If you have to import let’s say for example Country Name and County Code into a database from a CSV file like this: (source)
Code,English Name,French Name
AD,Andorra,Andorre
AE,United Arab Emirates,Γmirats arabes unis
AF,Afghanistan,Afghanistan
AG,Antigua and Barbuda,Antigua-et-Barbuda
The database schema is as follows:
country_code {country_code,country_name}
In PHP, you could have done:
(Method 1)
$file_handle = fopen(dirname(__FILE__) .
"/countries.csv", "r");
while (!feof($file_handle) ) {
$line = fgetcsv($file_handle, 1024);
$line[1] = mysql_real_escape_string($line[1]);
$sql = "INSERT INTO country_code
(country_code,country_name)
VALUES ('{$line[0]}','{$line[1]}');";
$db->query($sql);
}
fclose($file_handle);
But it takes about 3 seconds to import the CSV attached. If you have a file with lets say with 50,000 records, it might take hours to run.
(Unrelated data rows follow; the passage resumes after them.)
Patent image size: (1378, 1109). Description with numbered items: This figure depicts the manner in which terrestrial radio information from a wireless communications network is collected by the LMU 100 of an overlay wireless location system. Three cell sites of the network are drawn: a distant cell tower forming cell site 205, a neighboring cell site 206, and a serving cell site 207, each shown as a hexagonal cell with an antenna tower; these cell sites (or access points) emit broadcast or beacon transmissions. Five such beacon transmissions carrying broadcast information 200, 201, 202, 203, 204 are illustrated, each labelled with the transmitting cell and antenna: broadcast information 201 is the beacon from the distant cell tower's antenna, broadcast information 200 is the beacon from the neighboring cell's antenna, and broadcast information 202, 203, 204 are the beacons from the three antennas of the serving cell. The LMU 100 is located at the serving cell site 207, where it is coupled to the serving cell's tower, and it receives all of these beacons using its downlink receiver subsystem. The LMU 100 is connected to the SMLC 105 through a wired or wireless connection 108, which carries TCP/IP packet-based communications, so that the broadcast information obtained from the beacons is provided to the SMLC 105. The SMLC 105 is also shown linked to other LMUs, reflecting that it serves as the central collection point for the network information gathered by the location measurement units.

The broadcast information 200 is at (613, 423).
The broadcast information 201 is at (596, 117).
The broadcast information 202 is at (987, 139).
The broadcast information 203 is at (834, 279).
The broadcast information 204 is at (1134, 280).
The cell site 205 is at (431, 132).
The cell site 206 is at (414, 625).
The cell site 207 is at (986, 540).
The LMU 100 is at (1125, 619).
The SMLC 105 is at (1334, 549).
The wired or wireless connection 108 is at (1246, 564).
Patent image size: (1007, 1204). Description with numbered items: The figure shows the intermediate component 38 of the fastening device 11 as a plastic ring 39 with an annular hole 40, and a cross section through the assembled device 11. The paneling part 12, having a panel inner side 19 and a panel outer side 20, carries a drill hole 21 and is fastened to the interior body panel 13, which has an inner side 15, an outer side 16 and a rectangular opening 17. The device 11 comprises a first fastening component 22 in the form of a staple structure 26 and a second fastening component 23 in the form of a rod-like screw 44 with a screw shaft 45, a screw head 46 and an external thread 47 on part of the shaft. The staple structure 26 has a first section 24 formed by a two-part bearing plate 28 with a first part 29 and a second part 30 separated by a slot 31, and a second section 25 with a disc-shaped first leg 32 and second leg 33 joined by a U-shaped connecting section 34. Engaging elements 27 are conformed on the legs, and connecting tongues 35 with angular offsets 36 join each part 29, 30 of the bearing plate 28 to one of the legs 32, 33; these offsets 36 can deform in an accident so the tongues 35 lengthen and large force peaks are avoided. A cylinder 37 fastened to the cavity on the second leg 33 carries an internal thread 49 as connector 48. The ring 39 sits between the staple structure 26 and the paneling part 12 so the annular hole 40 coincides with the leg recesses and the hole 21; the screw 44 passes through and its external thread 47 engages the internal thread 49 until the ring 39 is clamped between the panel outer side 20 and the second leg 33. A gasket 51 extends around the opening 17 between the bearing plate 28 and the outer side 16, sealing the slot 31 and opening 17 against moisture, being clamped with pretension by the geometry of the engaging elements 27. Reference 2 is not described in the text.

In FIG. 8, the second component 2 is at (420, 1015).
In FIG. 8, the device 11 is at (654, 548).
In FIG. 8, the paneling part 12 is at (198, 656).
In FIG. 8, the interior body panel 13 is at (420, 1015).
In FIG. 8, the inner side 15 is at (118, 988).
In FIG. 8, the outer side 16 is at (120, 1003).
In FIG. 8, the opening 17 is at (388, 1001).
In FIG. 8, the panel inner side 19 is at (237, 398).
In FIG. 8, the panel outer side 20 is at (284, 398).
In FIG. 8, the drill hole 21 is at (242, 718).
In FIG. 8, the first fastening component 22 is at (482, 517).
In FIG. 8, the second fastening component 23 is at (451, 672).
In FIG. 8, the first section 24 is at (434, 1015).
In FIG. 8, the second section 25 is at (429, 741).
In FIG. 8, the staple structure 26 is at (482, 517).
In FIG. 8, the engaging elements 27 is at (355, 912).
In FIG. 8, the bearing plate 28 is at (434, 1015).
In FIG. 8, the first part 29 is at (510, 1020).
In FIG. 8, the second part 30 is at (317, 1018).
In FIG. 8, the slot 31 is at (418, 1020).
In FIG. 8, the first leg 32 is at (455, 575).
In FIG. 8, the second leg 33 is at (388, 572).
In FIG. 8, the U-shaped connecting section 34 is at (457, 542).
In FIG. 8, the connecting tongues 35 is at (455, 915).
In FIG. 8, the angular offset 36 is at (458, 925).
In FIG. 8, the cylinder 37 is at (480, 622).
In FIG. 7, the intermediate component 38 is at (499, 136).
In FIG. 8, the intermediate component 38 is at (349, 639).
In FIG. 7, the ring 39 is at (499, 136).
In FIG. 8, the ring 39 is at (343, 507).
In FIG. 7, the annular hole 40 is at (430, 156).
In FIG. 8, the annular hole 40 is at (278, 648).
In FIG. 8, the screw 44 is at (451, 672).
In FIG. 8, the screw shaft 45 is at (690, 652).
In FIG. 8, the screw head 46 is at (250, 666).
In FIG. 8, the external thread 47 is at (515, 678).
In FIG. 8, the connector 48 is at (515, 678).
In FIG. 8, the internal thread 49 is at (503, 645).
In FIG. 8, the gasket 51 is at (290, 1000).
It is really annoying to have Core i7 computers with lots of RAM and yet you run a process which takes hours to run using only 0 – 1% CPU.
I/O from the Hard Drive is limiting the speed tremendously as each time a record is being read, the HDD is accessed, MySQL then accesses the HDD to save and so on. Even a Solid State Drive (SSD) doesn’t solve the problem (I tried. Still takes hours).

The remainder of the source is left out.